Periostitis of the jaw (flux) is a jaw inflammation. The main symptoms of flux are swelling of the gums, accompanied by severe pain.
Flux can complicate diseases such as pulpitis and periodontitis .
Flux begins with swelling of the gums. At first it is small, but after a couple of days it spreads to the cheeks and lips. Depending on the localization of the flux, the edema may pass to the infraorbital or submandibular region.
As the edema progresses, the temperature may rise to 38 ° C and pain may spread up to the temporal region.
The danger of a flux is that it can become chronic. This is likely to happen if a fistula is formed – a channel through which the pus comes out. In this case, the patient has an illusion of recovery, because the inflammatory process really subsides.

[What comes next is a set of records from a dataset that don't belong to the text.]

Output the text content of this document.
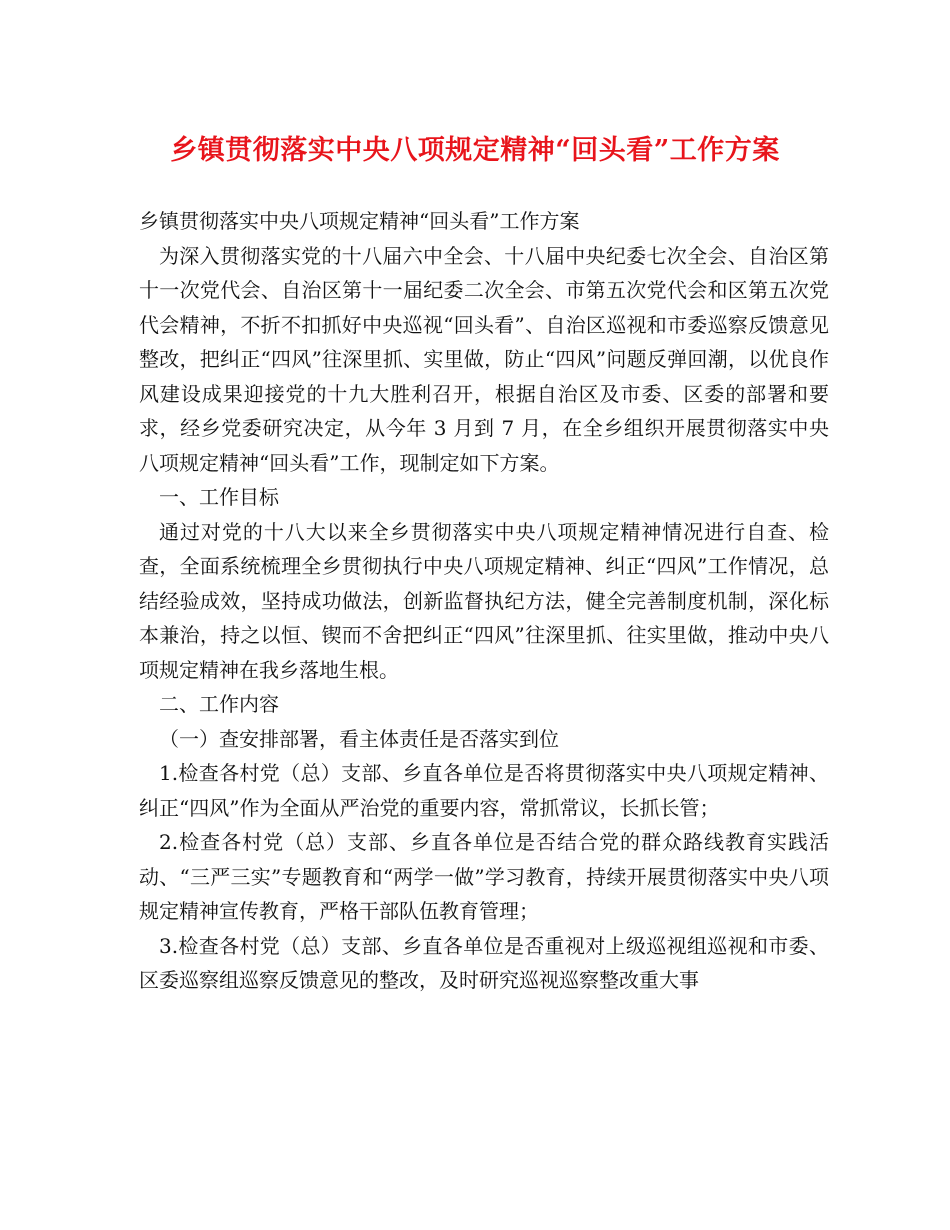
乡镇贯彻落实中央八项规定精神“回头看”工作方案

乡镇贯彻落实中央八项规定精神“回头看”工作方案

为深入贯彻落实党的十八届六中全会、十八届中央纪委七次全会、自治区第十一次党代会、自治区第十一届纪委二次全会、市第五次党代会和区第五次党代会精神，不折不扣抓好中央巡视“回头看”、自治区巡视和市委巡察反馈意见整改，把纠正“四风”往深里抓、实里做，防止“四风”问题反弹回潮，以优良作风建设成果迎接党的十九大胜利召开，根据自治区及市委、区委的部署和要求，经乡党委研究决定，从今年 3 月到 7 月，在全乡组织开展贯彻落实中央八项规定精神“回头看”工作，现制定如下方案。

一、工作目标

通过对党的十八大以来全乡贯彻落实中央八项规定精神情况进行自查、检查，全面系统梳理全乡贯彻执行中央八项规定精神、纠正“四风”工作情况，总结经验成效，坚持成功做法，创新监督执纪方法，健全完善制度机制，深化标本兼治，持之以恒、锲而不舍把纠正“四风”往深里抓、往实里做，推动中央八项规定精神在我乡落地生根。

二、工作内容

（一）查安排部署，看主体责任是否落实到位

1.检查各村党（总）支部、乡直各单位是否将贯彻落实中央八项规定精神、纠正“四风”作为全面从严治党的重要内容，常抓常议，长抓长管；

2.检查各村党（总）支部、乡直各单位是否结合党的群众路线教育实践活动、“三严三实”专题教育和“两学一做”学习教育，持续开展贯彻落实中央八项规定精神宣传教育，严格干部队伍教育管理；

3.检查各村党（总）支部、乡直各单位是否重视对上级巡视组巡视和市委、区委巡察组巡察反馈意见的整改，及时研究巡视巡察整改重大事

If you do not treat the flux at this stage, the infection can continue to spread, which is fraught with the development of osteomyelitis (inflammatory process that affects the elements of the bone), and with prolonged delay in treatment can lead to blood infection.

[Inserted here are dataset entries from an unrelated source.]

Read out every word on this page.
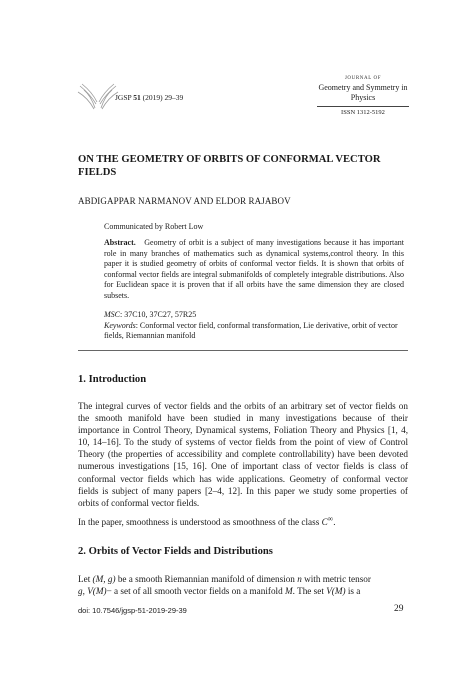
JGSP 51 (2019) 29–39
JOURNAL OF
Geometry and Symmetry in Physics
ISSN 1312-5192
ON THE GEOMETRY OF ORBITS OF CONFORMAL VECTOR FIELDS
ABDIGAPPAR NARMANOV AND ELDOR RAJABOV
Communicated by Robert Low
Abstract. Geometry of orbit is a subject of many investigations because it has important role in many branches of mathematics such as dynamical systems,control theory. In this paper it is studied geometry of orbits of conformal vector fields. It is shown that orbits of conformal vector fields are integral submanifolds of completely integrable distributions. Also for Euclidean space it is proven that if all orbits have the same dimension they are closed subsets.
MSC: 37C10, 37C27, 57R25
Keywords: Conformal vector field, conformal transformation, Lie derivative, orbit of vector fields, Riemannian manifold
1. Introduction
The integral curves of vector fields and the orbits of an arbitrary set of vector fields on the smooth manifold have been studied in many investigations because of their importance in Control Theory, Dynamical systems, Foliation Theory and Physics [1, 4, 10, 14–16]. To the study of systems of vector fields from the point of view of Control Theory (the properties of accessibility and complete controllability) have been devoted numerous investigations [15, 16]. One of important class of vector fields is class of conformal vector fields which has wide applications. Geometry of conformal vector fields is subject of many papers [2–4, 12]. In this paper we study some properties of orbits of conformal vector fields.
In the paper, smoothness is understood as smoothness of the class C∞.
2. Orbits of Vector Fields and Distributions
Let (M, g) be a smooth Riemannian manifold of dimension n with metric tensor
g, V(M)− a set of all smooth vector fields on a manifold M. The set V(M) is a
doi: 10.7546/jgsp-51-2019-29-39	29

Flux treatment is conservative and operative.
For surgery resorted to severe inflammation. The doctor disinfects the affected area through a small incision in the gum. At the same time pus exits through the established drainage. If it becomes clear that the cause of the flux is a bad tooth, it will most likely be removed.
Conservative treatment is more commonly prescribed for elderly patients. Such therapy includes the use of NSAIDs (nonsteroidal anti-inflammatory drugs), such as lornoxicam ( xefokam ).